Alors non, Catherine. Ça n’est pas une blague, je suis désolée de vous l’apprendre. Les mots de mes amies sur les réseaux sociaux, les histoires traumatisantes vécues dont j’ai découvert l’existence avec effroi, les raz-de-marée que ces récits ont provoqués dans l’intime de chacune, soudain prête à affronter le regard de ses potes, de sa famille, de son amoureux, soudain prête à écrire pour la première fois les lettres V. I. O. L, et cette sensation de libération soudain, d’un poids dont on se débarrasse avant d’affronter un nouveau poids, inédit, inattendu, le poids du « tu aurais dû », le poids du « tu devrais », rien de tout cela n’est une « blague entre copines » Catherine. A aucun moment je n’ai ri, et pourtant, de l’humour, j’en ai à revendre.
J’ai continué à vous écouter. Je me demandais jusqu’où vous alliez aller. Et alors le mot a été lâché : finalement, vous ne pensez pas « que cette campagne contre le harcèlement sexuel exprime réellement une libération des femmes. ». Non, vous, vous estimez que « ça exprime beaucoup plus une haine de la sexualité et une peur devant la sexualité ». Je ne comprends pas le rapport entre une prise de parole contre tout ce que les femmes subissent, sexuellement, de manière non consentie, et une « haine de la sexualité ». J’aime le sexe, mais je ne veux pas qu’on me force. C’est pourtant très simple. Me forcer à faire un truc sexuel c’est comme si on me forçait à boire du thé (il y a une vidéo super qui fait ce parallèle). J’ai pas vraiment envie qu’on me verse du thé dans la bouche de force. Pourtant j’adore le thé.

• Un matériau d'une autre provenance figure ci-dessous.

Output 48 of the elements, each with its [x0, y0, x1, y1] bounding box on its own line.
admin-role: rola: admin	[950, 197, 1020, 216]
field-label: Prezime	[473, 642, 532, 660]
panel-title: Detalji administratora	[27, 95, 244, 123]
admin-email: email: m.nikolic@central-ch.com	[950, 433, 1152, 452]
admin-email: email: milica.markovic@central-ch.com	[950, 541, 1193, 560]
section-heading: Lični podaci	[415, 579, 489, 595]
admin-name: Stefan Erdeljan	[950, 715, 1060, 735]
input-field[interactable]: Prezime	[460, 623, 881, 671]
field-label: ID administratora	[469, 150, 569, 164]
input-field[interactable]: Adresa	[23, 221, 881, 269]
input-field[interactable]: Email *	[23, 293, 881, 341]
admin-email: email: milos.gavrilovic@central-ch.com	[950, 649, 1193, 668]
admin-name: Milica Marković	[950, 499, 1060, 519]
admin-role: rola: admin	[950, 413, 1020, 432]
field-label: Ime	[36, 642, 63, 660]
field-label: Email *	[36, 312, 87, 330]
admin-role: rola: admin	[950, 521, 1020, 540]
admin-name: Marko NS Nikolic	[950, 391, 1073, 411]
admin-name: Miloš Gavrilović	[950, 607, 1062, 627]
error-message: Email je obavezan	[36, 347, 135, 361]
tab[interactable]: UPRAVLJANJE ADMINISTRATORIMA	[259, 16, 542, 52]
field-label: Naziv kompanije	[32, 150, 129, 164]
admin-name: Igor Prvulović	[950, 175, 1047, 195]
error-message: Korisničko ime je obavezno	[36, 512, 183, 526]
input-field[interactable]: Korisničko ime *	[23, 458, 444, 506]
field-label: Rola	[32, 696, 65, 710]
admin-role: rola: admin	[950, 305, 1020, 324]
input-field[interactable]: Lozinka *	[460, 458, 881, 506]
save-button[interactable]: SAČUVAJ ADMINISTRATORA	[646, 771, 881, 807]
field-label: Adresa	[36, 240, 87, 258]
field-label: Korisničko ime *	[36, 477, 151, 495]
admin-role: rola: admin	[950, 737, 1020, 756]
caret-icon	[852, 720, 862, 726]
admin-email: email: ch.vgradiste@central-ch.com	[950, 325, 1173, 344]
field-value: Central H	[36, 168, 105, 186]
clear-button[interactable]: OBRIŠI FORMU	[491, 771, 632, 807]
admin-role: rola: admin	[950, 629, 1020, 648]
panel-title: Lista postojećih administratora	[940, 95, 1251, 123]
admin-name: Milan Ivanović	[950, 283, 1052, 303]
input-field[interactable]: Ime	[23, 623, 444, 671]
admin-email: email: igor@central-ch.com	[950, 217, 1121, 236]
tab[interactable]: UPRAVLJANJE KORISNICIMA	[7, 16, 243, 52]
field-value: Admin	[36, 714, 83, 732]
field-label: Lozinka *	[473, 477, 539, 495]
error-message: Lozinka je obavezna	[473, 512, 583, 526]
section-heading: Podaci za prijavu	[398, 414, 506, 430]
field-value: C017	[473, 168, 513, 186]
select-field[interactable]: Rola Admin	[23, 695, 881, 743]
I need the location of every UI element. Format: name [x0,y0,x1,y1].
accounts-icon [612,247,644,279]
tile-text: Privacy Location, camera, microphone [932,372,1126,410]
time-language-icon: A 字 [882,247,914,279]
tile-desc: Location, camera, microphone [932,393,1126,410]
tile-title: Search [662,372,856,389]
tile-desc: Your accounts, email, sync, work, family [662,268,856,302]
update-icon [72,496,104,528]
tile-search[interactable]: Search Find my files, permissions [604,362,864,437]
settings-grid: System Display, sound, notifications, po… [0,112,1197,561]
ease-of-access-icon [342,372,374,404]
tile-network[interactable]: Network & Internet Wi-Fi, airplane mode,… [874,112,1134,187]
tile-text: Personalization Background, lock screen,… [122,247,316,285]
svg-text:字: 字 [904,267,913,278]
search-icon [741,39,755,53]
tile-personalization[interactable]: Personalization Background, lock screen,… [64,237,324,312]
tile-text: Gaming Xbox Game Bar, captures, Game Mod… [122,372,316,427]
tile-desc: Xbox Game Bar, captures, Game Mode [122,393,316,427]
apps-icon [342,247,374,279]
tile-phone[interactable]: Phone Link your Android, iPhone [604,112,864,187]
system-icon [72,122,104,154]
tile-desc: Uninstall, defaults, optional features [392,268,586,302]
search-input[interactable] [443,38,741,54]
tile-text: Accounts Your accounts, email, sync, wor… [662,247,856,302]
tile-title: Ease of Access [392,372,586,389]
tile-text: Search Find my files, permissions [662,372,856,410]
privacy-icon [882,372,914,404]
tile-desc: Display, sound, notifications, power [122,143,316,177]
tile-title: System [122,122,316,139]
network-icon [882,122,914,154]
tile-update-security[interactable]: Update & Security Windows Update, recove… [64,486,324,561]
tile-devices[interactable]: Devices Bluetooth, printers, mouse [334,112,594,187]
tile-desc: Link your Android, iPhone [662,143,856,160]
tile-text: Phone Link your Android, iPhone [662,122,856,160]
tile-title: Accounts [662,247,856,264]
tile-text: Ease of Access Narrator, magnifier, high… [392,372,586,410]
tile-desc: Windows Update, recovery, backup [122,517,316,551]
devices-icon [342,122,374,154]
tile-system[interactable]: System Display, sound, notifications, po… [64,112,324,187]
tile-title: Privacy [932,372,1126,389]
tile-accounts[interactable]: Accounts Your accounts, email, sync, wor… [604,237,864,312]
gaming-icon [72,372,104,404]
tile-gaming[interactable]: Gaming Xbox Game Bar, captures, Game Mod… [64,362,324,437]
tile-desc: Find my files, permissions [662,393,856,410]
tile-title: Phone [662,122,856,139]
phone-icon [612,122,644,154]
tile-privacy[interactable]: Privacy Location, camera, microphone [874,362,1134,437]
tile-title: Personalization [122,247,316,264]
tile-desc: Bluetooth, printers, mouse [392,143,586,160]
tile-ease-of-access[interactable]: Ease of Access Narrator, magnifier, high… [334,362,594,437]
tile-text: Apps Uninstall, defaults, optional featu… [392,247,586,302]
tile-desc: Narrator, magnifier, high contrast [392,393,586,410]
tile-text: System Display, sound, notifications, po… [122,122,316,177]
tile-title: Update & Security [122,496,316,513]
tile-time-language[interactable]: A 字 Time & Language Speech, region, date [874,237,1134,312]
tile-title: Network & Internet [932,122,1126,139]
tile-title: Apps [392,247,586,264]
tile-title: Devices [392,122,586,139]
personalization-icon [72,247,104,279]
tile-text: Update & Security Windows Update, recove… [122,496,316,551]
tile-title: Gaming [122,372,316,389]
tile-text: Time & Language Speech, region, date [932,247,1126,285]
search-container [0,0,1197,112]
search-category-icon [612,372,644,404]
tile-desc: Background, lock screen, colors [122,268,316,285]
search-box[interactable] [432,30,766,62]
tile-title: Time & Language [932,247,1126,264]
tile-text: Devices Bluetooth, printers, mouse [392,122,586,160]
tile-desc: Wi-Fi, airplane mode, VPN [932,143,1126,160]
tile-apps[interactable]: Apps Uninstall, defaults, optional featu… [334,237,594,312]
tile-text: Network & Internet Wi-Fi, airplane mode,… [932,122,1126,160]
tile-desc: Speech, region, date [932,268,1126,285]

Mais pour vous, punir les gestes sexuels « non consentis », c’est contrevenir à « la liberté du flirt ». Oui oui, vous avez vraiment dit ça. Que vous étiez « pour la liberté du flirt » et « pour la liberté des gestes un peu osés, audacieux, qui provoquent un peu le désir de l’autre. ».
J’ai longtemps débattu de ça avec un ami, horrifié comme beaucoup d’hommes d’être un jour accusé de harcèlement, pour un geste déplacé, un baiser volé, comme il en avait peut-être déjà eu et comme il en aura sans doute. Il m’a raconté cette soirée où une jeune femme lui a longuement signifié, sourires, œillades et allusions à l’appui, l’attrait qu’il exerçait sur elle. Il a fini par poser la main sur sa cuisse, et elle a gentiment retiré la main. Il n’a pas recommencé. La soirée s’est poursuivie et ils sont tous les deux rentrés seuls. C’est la vie.
Il ne l’a pas harcelée. Pourtant, ce geste « audacieux », il l’a eu. Elle aurait pu trouver ça grisant. Ça n’a pas été le cas. Elle l’a éconduit, il n’a plus recommencé, fin de l’histoire. Alors quand vous faites vôtre cet argument pourtant infondé, en demandant à Marie Richeux, comme une menace, si elle veut « qu’on vive comme aux Etats-Unis, où on est obligé de produire presque une attestation signée écrite pour dire qu’on accepte de sortir avec un garçon ? », comment vous dire, Catherine… Un tel raccourci, pas vous ! Mon ami n’aurait pas eu besoin d’une « attestation écrite », juste que la jeune femme laisse sa main sur sa cuisse. Et continue de flirter. Je ne vois pas à quel moment « la liberté du flirt » a ici été menacée.
Tout ceci, dites-vous, non seulement menace la « liberté du flirt » mais ne correspond en rien à une libération de la parole puisque « dans une grande partie de notre société » (dont vous excluez, un peu hâtivement, « les milieux où les femmes sont obligées de porter un voile sur les cheveux », mais c’est une autre histoire), vous ne voyez pas « ce qui empêche les femmes de parler, de s’exprimer, ou, si elles rencontrent une difficulté, d’aller chercher de l’aide, chez un voisin ou au commissariat de police ». Ah vous ne voyez pas ? Je vais vous donner un indice : ce qui empêche les femmes de parler, c’est la peur qu’on ne les prenne pas au sérieux. Qu’on leur dise que leur agresseur voulait juste « flirter ». Qu’on finisse par les considérer comme des femmes aigries, des ennemies du sexe. C’est marrant, ça me rappelle quelque chose…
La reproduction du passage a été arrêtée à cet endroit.